In a document confirming the changes to the system, which comes into effect on 1 December, the Home Office reiterated that the salary threshold for skilled migrant workers had been lowered to £25,600 from the £30,000 minimum that had originally been proposed.
Workers sponsored by an organisation may be paid less than the above amounts, depending on the tradeable points they are awarded for criteria such as being offered a job in a profession where there is a shortage of workers; holding a PhD relevant to the job; and having a job in health or education, among other criteria.
Migrant workers on salaries of at least £20,480 but with enough points to qualify for jobs in shortage occupations will also be entitled to settle in the UK after six years and become citizens.
It came as a report from the Organisation for Economic Co-operation and Development revealed the number of new visas and permits in OECD countries plummeted by 46% in the first half of 2020 – the largest drop ever recorded.
The figures prompted Yash Dubal, director at A Y & J Solicitors, to warn employers to “wake up to reality” and prepare for the new system’s introduction.
“These latest OECD figures are a warning sign of the potential manpower crisis to come if British businesses do not snap out of it and start preparing to attract foreign workers,” he said.
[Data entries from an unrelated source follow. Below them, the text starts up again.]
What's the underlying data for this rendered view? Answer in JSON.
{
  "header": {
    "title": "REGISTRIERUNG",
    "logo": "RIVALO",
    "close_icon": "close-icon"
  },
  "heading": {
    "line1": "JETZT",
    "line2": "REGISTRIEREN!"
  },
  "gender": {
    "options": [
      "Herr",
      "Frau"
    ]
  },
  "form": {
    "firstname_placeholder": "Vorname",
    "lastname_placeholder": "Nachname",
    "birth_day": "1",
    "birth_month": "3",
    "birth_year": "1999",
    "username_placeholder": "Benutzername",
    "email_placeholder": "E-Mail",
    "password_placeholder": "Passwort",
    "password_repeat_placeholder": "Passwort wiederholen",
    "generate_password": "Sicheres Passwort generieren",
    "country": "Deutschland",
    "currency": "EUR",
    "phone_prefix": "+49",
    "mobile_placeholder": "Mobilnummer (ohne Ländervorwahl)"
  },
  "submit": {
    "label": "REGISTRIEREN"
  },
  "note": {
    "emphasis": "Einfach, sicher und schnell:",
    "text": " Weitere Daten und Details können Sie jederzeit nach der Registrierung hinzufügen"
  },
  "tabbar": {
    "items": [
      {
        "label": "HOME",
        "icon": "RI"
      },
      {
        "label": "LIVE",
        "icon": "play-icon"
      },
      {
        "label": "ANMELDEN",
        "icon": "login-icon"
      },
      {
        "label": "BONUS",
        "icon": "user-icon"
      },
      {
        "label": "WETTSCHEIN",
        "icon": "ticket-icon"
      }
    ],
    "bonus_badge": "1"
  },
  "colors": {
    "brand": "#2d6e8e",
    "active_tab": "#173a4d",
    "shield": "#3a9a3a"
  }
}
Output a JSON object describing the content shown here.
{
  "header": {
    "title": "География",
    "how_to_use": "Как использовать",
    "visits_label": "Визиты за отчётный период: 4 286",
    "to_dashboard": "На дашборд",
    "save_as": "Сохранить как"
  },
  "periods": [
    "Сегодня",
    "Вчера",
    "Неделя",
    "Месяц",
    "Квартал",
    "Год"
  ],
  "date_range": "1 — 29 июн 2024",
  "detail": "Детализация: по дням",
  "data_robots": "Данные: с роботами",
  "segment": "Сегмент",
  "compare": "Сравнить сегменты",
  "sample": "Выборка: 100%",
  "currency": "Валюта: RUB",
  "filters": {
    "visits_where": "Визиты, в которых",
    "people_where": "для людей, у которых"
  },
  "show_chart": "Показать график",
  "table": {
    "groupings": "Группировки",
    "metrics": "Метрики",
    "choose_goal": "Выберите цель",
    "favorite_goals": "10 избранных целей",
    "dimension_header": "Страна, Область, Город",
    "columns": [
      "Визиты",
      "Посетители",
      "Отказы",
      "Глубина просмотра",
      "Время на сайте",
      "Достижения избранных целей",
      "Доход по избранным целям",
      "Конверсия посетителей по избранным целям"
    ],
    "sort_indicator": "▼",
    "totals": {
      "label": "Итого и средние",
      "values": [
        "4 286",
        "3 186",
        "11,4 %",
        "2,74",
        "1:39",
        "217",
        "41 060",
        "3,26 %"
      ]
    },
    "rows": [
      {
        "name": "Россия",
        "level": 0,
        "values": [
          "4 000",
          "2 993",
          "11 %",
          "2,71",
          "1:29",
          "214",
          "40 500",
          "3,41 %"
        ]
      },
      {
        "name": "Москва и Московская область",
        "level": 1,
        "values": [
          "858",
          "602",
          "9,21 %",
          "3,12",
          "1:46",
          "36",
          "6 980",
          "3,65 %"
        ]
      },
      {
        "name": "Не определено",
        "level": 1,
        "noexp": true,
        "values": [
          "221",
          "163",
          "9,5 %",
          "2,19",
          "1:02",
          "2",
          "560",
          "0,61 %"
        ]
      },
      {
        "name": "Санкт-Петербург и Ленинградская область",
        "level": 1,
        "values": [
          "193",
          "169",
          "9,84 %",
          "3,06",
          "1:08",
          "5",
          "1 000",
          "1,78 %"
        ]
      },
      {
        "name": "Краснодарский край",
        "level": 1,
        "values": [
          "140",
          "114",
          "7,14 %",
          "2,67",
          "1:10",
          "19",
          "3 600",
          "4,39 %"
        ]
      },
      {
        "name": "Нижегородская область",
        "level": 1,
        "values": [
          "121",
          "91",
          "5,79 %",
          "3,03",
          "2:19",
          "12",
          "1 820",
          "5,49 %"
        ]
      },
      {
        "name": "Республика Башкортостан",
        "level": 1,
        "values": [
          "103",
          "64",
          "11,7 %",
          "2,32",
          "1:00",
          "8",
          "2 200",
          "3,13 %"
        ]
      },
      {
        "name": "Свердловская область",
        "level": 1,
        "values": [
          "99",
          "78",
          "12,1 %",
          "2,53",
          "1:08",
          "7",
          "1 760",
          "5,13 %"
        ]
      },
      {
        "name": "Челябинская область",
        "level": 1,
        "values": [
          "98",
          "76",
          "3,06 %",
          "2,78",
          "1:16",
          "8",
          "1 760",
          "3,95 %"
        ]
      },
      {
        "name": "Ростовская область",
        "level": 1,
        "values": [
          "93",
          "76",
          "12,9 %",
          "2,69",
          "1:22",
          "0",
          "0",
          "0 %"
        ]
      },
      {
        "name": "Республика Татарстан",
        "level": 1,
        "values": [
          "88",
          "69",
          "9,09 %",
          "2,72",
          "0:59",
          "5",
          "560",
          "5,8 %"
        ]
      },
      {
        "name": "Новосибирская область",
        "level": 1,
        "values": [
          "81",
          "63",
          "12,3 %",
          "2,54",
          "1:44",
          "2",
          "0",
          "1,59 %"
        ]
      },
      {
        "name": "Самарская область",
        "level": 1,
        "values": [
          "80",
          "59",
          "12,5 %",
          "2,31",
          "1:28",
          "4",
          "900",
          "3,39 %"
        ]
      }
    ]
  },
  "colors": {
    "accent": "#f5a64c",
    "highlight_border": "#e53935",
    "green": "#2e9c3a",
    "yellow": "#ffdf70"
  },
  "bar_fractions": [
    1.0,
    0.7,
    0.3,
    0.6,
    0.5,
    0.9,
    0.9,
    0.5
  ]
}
“There has been an unprecedented reduction in the number of international migrants across the world so businesses in the UK that rely on foreign workers will be facing real pressures. Add to this the extra problems that Brexit could cause, and you have a recipe for disaster if businesses are unprepared.”
Fewer than 32,000 UK businesses hold sponsor licences to employ staff from overseas. Dubal said this meant organisations could find themselves struggling to find skilled staff next year.
Matthew Fell, CBI chief UK policy director, said the confirmation of the new rules was a relief, but warned firms only had a very short window to get their overseas recruitment processes in place before free movement with EU nations ends on 1 January 2021.
“Covid-19 has had a significant and damaging impact on the UK labour market and the new immigration system will play a vital role in our recovery by allowing firms to access skills that aren’t readily available domestically. Government must use the remaining months of 2020 to help businesses to understand how they will need to engage with the new system, particularly those that have no experience of the current visa system,” he said.